Calculate log_lik from model using less memory

To calculate the log likelihood from a model, I’m aware of this method in the generated quantities block:

vector[N] log_lik;

for (n in 1:N) log_lik[n] = bernoulli_lpmf(y[n] | p[n]);

Where the log_lik quantity can then be used in the loo package. However, this is very memory intensive. In my case, I’m using a model where N=50000 and have 2000 posterior draws after thinning. The inclusion of log_lik in generated quantities increases the storage size of the rstanfit object from 3Mb when only the intercept and coefficients are extracted to 1.5Gb. As the chains are thinned by a factor of four, there is presumably ~6Gb in RAM during model fitting.

Is there a less memory intense method?
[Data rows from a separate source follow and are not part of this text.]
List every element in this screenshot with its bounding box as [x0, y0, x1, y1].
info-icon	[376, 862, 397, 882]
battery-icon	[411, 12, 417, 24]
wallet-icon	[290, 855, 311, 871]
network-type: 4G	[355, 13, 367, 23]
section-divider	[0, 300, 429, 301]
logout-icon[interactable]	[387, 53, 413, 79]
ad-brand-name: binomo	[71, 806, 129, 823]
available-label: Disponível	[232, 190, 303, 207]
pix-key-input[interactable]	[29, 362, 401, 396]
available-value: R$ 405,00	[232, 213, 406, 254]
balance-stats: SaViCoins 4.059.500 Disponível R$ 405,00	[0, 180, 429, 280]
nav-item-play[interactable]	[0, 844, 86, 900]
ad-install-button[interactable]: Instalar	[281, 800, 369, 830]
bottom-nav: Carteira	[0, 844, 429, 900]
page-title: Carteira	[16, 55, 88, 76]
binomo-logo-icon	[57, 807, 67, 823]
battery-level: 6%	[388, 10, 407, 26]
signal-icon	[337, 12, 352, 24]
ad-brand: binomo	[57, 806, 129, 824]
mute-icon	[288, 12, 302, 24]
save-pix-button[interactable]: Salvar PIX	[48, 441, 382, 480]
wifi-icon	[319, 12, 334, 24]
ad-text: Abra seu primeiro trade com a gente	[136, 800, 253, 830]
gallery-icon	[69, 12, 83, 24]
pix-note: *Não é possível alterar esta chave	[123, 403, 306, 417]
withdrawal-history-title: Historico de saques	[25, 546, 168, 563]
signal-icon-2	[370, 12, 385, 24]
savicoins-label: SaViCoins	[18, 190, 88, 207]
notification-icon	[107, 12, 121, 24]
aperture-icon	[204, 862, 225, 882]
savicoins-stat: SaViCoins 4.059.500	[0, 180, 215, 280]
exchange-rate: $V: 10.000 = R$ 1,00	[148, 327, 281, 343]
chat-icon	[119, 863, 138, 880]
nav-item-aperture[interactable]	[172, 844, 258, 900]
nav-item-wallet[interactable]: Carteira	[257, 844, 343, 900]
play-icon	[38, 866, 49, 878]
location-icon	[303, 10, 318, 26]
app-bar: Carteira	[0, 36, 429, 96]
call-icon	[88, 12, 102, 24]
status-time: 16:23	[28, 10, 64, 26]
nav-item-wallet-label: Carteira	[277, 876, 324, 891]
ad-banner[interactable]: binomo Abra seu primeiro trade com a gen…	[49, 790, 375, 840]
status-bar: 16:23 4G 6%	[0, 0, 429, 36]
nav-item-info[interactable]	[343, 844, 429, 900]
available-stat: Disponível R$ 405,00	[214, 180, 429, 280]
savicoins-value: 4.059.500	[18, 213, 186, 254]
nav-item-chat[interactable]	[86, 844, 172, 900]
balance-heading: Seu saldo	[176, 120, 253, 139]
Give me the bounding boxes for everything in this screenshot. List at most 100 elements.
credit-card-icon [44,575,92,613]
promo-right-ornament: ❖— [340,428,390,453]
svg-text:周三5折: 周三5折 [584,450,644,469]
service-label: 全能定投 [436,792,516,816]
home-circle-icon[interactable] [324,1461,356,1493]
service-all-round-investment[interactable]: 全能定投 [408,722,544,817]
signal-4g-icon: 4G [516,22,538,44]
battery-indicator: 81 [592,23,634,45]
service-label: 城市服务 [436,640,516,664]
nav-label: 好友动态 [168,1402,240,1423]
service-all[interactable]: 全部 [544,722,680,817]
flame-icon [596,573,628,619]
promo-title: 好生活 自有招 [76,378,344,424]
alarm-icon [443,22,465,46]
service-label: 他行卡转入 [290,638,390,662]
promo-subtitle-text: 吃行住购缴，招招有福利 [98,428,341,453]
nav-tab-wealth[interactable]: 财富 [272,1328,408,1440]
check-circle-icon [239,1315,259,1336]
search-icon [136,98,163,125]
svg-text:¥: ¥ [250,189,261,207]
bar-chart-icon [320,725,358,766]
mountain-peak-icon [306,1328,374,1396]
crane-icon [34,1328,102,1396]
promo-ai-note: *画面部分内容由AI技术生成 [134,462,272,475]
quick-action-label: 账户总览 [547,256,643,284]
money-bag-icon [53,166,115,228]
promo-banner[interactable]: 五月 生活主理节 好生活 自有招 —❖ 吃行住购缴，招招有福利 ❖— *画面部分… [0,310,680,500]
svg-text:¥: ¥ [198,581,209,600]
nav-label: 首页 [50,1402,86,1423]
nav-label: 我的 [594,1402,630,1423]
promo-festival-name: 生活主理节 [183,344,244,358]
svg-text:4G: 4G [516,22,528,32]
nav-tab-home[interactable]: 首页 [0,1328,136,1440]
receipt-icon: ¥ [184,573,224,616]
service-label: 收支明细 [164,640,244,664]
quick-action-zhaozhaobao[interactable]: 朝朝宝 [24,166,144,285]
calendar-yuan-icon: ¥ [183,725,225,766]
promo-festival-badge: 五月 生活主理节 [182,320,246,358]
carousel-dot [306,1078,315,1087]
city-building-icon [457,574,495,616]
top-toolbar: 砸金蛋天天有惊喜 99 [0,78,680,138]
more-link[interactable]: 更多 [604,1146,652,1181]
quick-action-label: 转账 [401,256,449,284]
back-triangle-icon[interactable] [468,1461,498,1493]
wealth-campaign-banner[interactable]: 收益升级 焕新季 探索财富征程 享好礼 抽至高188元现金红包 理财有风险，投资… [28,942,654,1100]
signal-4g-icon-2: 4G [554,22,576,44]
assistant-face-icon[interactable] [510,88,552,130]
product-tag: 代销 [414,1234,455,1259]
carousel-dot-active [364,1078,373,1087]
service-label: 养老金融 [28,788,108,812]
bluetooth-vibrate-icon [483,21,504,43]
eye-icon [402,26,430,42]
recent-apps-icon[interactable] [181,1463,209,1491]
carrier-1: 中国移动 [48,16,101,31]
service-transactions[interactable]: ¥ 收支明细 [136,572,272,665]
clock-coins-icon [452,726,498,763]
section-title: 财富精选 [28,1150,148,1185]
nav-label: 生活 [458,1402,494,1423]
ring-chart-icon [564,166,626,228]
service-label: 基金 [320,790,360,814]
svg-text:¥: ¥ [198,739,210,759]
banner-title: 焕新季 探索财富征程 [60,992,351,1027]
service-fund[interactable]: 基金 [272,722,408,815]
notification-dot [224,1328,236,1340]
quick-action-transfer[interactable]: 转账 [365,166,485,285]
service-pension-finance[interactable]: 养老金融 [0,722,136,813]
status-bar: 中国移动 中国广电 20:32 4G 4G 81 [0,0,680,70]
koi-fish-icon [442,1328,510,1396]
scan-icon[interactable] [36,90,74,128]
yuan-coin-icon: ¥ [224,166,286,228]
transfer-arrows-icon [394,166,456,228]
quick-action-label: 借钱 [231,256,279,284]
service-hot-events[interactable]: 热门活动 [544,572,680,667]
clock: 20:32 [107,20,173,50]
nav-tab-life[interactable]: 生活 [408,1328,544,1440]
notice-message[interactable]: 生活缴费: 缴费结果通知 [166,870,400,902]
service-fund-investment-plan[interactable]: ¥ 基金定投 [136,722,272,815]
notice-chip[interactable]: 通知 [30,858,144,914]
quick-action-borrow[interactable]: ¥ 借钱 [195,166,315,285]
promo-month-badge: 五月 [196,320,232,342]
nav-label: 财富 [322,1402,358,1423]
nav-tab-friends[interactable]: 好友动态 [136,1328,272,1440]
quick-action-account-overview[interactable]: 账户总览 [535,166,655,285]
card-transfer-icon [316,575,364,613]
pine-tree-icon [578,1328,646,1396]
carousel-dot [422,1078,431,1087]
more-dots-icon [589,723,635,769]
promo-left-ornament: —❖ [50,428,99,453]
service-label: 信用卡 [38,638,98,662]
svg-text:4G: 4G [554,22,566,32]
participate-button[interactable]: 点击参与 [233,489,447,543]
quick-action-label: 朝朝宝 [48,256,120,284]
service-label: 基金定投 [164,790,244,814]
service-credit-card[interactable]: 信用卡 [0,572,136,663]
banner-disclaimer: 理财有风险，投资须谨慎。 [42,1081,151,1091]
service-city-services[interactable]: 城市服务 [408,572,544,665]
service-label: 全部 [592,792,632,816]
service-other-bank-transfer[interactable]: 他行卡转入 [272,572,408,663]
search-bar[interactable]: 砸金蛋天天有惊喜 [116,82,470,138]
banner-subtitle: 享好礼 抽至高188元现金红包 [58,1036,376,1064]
A thread mentions the “foo.function method”, but I can’t find an explanation of this:

The same thread also mentions only taking every nth observation, presumably:

int M; M = N/100; vector[M] log_lik

for (n in 1:N) if(n%%100==0){ log_lik[(n/100)] = bernoulli_lpmf(y[n] | p[n])};

What is recommended?

In addition of using function approach, you would benefit from subsampling loo.
See the paper http://proceedings.mlr.press/v97/magnusson19a.html
and the vignette
https://github.com/stan-dev/loo/blob/master/vignettes/loo2-large-data.Rmd
Currently need to install loo from github to get the subsampling loo (will get to CRAN later)

if (!require(devtools)) install.packages("devtools")
devtools::install_github("stan-dev/loo")

I think you can find something in the documentation for the loo function, particularly in the section “Methods (by class)”. The “foo.function method” probably corresponds to the third method described in this section, where the first argument to loo() is a function that (more or less) calculates log_lik[n].

1 Like

Using the advice from @avehtari I can define a function llfun_logistic that takes in the explanatory variables as a model.matrix (data_i) and the posterior draws (draws) and, after matrix multiplication to obtain predicted y values, returns the log likelihood calculated by dbinom. This is then fed into the loo_i or the loo_subsample function.

Hi!

The llfun_logistic() is exactly the same as in ordinary loo. It takes in a row of data (if data is matrix - brms has another system) and returns a value. You can use loo_i()to test that your function works as expected for one observation.

Then you just use the loo_subsample() as is specified in the vignette. Did this help you out?